La sonrisa en el rostro de Ángel se borró.

—Ella no murió.
—¿Por qué no la liberas? Así te aseguras de vivir por siempre, déjala ir, jamás podrán hacerle daño… Él jamás la encontrará.
—Nunca —respondió Ángel—. Y si intentas alejarla, le entregaré tu alma al Noveno.
—Con eso la has sentenciado ya… Pero es mi deber mantenerla a salvo y eso pienso hacer.
—¿Acaso no sabes quién soy?
—Sé que eres el Séptimo, y todo lo que hay que saber de ti —respondió Graham solo usando información que todo el mundo sabía de él—. Pero tú de mí no sabes nada, tú ignoras quién soy —respondió con presunción—. Así que vas a dejarla en paz y que siga con su vida.

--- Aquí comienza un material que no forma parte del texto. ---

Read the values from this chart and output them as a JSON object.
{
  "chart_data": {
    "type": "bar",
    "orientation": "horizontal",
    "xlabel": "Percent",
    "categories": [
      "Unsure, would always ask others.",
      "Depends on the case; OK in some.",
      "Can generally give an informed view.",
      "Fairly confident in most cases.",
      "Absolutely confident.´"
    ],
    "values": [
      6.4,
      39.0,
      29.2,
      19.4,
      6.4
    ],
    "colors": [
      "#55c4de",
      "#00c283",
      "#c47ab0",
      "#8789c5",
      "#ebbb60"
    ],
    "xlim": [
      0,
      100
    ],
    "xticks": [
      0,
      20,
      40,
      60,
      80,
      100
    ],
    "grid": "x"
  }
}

Ángel solo lo observaba con curiosidad.

—Ella es mía, solo mía… Nadie va a alejarla de mí.
—Si llegas a lastimarla, el infierno será un paraíso al lado de lo que te va a pasar.
—¿Te atreves a venir a mi casa con amenazas?
—Solo es una advertencia —respondió Graham con sarcasmo—. Aléjate de ella.
—Tú no podrás hacer nada, ella estará conmigo te guste o no.
—No la amas, solo lo haces por tu propio beneficio, solo la estás utilizando, para quedar bien con el Padre.
—Eso es patraña, Graham, recuerda que estás en mi casa… Ella es mi vida. Así que te alejas o morirás.
—Pues moriré entonces —dijo Graham entre dientes, poniéndolo furioso, pues no sabía si ese sacrificio lo llegaría a hacer por ella.
—El infierno ha escuchado tu súplica —gruñó tomándolo por el cuello—. Pero primero me responderás algo… ¿Quién demonios eres?
—Soy de la gente que tanto te molesta, descendiente en línea directa del Tercer Hijo.
—De los creadores de la Espada Rota —gruñó Ángel—. No, pensándolo bien, hay muchos que darían lo que fuera por tener esta oportunidad.

Graham sentía tanto odio como jamás había imaginado, ese maldito bastardo conocía la historia de la Espada Rota y de los tres que la crearon, los tres hijos de Raziel de las Montañas.